Tangible progress was made for human rights at ICANN during its 63rd meeting, held in Barcelona from 20-25 October. Some highlights:
- CCWG-Acc Work Stream 2 recommendations have now been approved by all Supporting Organizations and Advisory Committees. The next step is final approval from the Board, at which point the Human Rights Bylaw will become activated.
- ICANN CEO Göran Marby mentioned their organizational HRIA in his opening remarks during the ICANN63 Welcome Ceremony, clearly citing the community’s success in putting human rights on the agenda. (video, starts at 41:56; more information about ICANN’s HRIA available here)
- HRIAs were also major topic in the NCSG’s meeting with the ICANN Board, where we confirmed that both the methodology and the unredacted results from the assessment will be made public once it has wrapped up. (video, starts at 33:38)
ICANN org’s engagement with human rights sets a positive example in the DNS and the tech sector more broadly. However, it’s important to reiterate that ICANN’s HRIA does not cover DNS policy. As identified in the CCWP-HR’s latest paper, ICANN Policy and Human Rights: A Primer on Current GNSO Policy Development Processes, DNS policy directly impacts the human rights of both registrants and internet users at large. Therefore, it’s important for the ICANN community to continue working to assess the impact of ICANN’s policies and ensure that they live up to the Human Rights Bylaw.
** ICANN policy HRIAs will be the focus of our workshop during the UN Internet Governance Forum Wednesday 14 November in Paris — contributions to the session are highly encouraged, and remote participation will be available.

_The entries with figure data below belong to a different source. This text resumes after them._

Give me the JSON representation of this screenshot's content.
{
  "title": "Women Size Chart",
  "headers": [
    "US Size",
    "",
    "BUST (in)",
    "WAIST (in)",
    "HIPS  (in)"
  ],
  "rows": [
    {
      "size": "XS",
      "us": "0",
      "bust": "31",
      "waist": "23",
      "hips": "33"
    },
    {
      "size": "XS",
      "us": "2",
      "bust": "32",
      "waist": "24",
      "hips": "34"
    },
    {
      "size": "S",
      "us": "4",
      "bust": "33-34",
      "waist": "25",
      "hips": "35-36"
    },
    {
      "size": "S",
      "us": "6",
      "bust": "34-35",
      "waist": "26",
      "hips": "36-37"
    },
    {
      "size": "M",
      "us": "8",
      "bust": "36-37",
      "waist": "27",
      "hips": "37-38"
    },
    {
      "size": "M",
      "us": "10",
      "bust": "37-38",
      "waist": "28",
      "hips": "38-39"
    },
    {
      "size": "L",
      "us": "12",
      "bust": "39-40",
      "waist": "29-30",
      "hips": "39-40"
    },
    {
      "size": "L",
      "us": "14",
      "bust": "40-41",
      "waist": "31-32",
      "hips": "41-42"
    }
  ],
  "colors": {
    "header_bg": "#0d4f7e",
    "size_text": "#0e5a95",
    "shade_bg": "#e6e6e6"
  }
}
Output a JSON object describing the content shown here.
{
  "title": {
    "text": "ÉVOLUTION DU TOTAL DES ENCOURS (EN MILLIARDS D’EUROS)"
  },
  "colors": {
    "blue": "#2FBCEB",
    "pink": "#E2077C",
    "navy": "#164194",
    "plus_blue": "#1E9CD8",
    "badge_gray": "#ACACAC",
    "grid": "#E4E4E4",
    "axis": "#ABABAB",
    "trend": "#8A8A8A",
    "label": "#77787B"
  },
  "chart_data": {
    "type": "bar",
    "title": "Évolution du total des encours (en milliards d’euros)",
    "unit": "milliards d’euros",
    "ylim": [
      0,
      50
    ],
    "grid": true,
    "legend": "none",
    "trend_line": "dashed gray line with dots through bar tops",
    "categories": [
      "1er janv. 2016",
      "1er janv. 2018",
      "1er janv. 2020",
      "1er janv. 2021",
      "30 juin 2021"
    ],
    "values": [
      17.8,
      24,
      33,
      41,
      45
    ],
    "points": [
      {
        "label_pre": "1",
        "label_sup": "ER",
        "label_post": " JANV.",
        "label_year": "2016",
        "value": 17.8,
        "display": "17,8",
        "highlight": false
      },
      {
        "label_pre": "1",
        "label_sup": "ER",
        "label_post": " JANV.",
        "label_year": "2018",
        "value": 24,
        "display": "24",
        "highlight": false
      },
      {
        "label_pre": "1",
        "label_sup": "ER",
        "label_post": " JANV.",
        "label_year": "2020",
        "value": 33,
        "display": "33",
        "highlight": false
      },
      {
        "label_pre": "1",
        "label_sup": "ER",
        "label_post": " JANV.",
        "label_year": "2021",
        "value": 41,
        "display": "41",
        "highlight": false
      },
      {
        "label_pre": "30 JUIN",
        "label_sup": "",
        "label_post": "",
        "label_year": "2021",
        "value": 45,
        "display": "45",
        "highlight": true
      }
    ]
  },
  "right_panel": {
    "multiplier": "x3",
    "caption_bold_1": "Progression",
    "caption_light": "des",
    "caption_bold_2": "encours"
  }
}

More broadly speaking, there are currently many conversations underway within the ICANN community about improving the efficiency and effectiveness of consensus-based community policy development processes. During the CCWP-HR’s September call, the GNSO’s “PDP 3.0” and its articulation with the Human Rights Bylaw was a topic of conversation. More recently, presentations on diversity and transparency in Barcelona sparked a lively exchange on the relationship between bottom-up consensus-based processes and standards for legitimacy and accountability. The evolution of ICANN’s multistakeholder model — particularly as it relates to the new community standards for human rights, diversity, transparency, and accountability — will be an important topic to keep track of as conversations evolve.